ET Energy World
The power sector is going through a challenging phase with many power plants getting stranded, Kush S, Director and Chief Technical Officer at Mumbai-based Essar Power, which operates generation capacity of 3,245 MW, tells ET Energy World in an exclusive interview. Edited excerpts..
Can you share a brief overview of Essar Power’s installed capacity, under-construction plants and future expansion plans?
The current operating capacity is around 3,245 megawatt (MW) which is a mix of coal, multi-fuel and combined cycle gas-based plants. Essar Power has been in existence for over 20 years. Essar Global Fund Limited (EGFL), the holding company of Essar Power, has invested about Rs 32,000 crore in the power portfolio. EGFL has also invested in the transmission business and has constructed a 465 km interstate transmission system, which spans three Indian states. Essar Power has completed its capex programme and is focussed on increasing the profitability of the operating assets. We are currently reviewing the regulatory landscape that is going through several changes, and will take a view on expansion at a later date.

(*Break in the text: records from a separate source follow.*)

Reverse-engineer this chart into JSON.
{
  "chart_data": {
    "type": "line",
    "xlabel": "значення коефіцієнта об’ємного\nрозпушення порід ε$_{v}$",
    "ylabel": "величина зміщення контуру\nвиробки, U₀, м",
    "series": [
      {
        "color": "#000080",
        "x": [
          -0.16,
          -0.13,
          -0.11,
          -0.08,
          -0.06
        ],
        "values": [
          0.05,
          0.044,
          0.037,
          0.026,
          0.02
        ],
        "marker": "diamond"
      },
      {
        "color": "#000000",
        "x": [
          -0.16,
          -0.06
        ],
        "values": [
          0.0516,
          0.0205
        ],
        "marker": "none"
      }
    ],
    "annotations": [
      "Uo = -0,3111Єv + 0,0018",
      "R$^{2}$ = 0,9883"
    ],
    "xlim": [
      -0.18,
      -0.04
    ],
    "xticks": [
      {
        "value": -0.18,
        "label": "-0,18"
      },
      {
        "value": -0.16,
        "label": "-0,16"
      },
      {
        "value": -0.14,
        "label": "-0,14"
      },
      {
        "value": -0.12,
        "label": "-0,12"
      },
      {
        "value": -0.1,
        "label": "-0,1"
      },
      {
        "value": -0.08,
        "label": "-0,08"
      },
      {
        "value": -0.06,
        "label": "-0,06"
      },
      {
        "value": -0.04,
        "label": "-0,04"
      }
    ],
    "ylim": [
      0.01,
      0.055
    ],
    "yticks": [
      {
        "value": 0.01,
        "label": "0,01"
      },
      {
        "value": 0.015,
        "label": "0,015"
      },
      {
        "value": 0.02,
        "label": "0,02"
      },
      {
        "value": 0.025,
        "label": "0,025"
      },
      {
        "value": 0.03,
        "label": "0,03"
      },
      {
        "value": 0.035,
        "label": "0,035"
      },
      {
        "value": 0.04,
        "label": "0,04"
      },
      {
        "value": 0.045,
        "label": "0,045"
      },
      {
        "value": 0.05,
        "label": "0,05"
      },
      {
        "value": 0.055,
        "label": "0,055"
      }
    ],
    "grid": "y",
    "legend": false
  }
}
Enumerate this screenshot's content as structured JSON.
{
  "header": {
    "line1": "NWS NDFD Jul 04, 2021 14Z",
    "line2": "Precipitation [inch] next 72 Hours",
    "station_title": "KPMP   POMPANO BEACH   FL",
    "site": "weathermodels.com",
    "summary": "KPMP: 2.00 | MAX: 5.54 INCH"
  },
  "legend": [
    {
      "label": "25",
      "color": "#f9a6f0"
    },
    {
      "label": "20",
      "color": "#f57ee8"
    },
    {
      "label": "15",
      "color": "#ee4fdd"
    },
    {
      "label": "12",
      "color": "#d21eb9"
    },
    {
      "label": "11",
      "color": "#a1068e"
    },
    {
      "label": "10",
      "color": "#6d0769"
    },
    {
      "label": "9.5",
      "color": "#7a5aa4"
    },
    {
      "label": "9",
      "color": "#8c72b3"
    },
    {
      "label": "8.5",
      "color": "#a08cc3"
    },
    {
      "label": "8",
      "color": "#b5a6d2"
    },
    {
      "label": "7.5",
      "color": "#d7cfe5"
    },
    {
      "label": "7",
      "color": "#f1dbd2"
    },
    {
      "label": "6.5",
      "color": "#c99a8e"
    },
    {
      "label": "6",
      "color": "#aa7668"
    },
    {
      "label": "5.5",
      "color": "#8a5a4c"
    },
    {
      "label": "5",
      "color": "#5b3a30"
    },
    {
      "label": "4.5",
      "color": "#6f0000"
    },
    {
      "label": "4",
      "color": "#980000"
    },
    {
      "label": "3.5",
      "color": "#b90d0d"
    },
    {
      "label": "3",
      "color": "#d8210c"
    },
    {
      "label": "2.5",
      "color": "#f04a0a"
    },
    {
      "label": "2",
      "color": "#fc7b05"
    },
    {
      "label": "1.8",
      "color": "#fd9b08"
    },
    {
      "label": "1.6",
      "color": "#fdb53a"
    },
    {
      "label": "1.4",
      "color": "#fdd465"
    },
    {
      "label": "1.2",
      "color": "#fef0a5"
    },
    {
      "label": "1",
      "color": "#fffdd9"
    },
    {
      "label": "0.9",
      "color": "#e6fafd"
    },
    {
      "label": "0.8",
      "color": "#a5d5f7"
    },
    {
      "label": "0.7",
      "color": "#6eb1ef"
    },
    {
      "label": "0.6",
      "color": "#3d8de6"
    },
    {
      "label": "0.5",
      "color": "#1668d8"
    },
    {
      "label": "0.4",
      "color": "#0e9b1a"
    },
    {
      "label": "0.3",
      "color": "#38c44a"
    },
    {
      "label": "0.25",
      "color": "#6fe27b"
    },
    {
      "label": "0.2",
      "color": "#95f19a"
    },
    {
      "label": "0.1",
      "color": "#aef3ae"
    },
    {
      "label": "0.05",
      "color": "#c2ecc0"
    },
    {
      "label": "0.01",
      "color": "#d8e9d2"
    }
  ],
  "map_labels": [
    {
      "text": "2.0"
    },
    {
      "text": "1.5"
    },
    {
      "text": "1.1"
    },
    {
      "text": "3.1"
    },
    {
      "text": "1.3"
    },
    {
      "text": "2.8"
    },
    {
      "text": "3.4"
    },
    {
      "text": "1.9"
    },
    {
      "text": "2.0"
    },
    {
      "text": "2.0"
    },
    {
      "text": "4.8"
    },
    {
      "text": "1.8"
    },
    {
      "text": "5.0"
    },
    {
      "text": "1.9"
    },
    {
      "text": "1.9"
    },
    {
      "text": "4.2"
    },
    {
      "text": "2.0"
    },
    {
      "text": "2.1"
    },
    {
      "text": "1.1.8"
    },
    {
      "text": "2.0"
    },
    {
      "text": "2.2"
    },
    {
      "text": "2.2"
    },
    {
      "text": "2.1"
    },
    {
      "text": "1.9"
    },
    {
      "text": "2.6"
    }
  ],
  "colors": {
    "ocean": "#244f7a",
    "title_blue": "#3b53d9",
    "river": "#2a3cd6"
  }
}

The Coronavirus pandemic is creating significant economic impact. How is this crisis different from the 2008-09 economic crisis and what will be its impact on the power sector?
In 2008-09 crisis, Indian power sector was still served by central and state undertakings, while the private sector had started to commission their first units. Hence, the effect, if any, would have been restricted to the government entities comprising power generators, coal suppliers, distribution companies etc. Moreover, India at that time had a huge gap between demand and supply by virtue of which plants were in continuous operation, with no part of the value chain dependent on a volatile, unpredictable and subdued merchant power market.
This time, the power sector is already being affected. The distribution companies (discoms), as part of measures adopted by various state governments to mitigate the impact of COVID-19 pandemic, have deferred or in some cases waived their monthly bill collections from consumers. With no collections, their ability to pay for the power being consumed by users has diminished significantly. The consequence of this is that generators now have huge paucity of cash liquidity to fund fuel supply and operation and maintenance expenses.
What are the strategic measures being planned by your company to deal with the COVID-19 outbreak and its effects?
When the demand for power is low and prices get depressed in the market, the only option available is to see that costs are in control to ensure operational viability. We are also regularly evaluating how we can use technology to improve productivity and reduce costs. Additionally, health and safety will be the most important factors determining the allocation of resources in the aftermath period.
How do you assess the project activity witnessed in the power sector last financial year (2019-2020)? Do you expect reduction in investments in new projects, project expansion in this financial year (2020-2021)?
The power sector is going through a challenging phase, with a number of power plants which are either ready or in the last stages of readiness, being stranded. The primary reason is structural issues in the sector. As long as this capacity is sitting idle and the existing capacity operates at low plant load factor of around 50 to 60 per cent, it will be difficult to attract further investment in the sector. The factors that can help revive the sector are improvement in the financial health of discoms, availability of fuel at reasonable prices to generators, restructuring of debt of the impacted power plants, and ensuring medium and long-term power purchase agreements in the power sector.
Across the power sector, company executives have flagged concerns about the shortage of labourers working at the plant sites, as they all have gone back home due to lockdown. How big is this a concern for you?
We have not faced this issue to a large extent. Moreover, we have a high percentage of local workforce employed in our plants. We have therefore been able to manage, although there is a definite impact because our logistics volumes are high and that is affected by the lack of skilled drivers.
To what extent has the disruption in the supply chain impacted your company’s business? What has been the impact on your transmission sector business?
We have been able to maintain the supply chain of coal, consumables and spares required for the power plants in these times through concerted efforts with vendors. Our transmission business is already up and running by its nature, as the business doesn’t require heavy maintenance. We have dedicated teams that regularly assess infrastructure readiness and rectify issues.
What is your view on energy transition in emerging economies? Do you think India will continue its heavy reliance on coal and thermal power plants?
We are slowly but surely moving along with the rest of the world towards higher renewable energy capacity. However, given the challenges of variability and availability in shorter durations for renewable capacity, it will take time for renewable energy to be economically viable. Until then, coal will be our mainstay as fuel. India’s power consumption is going to increase significantly during the next decade. There will be a mix of portfolios to cater to the various needs of the country in terms of meeting both peak as well as base load requirements through cheap power in a resource-constrained environment.
Does the current crisis in the power sector pose risk of power plants becoming stranded assets, if no immediate steps are taken? Can they become potential NPAs?
Yes, that is highly probable for plants that are affected by payment delays from discoms, or are unable to sell power due to lack of power demand.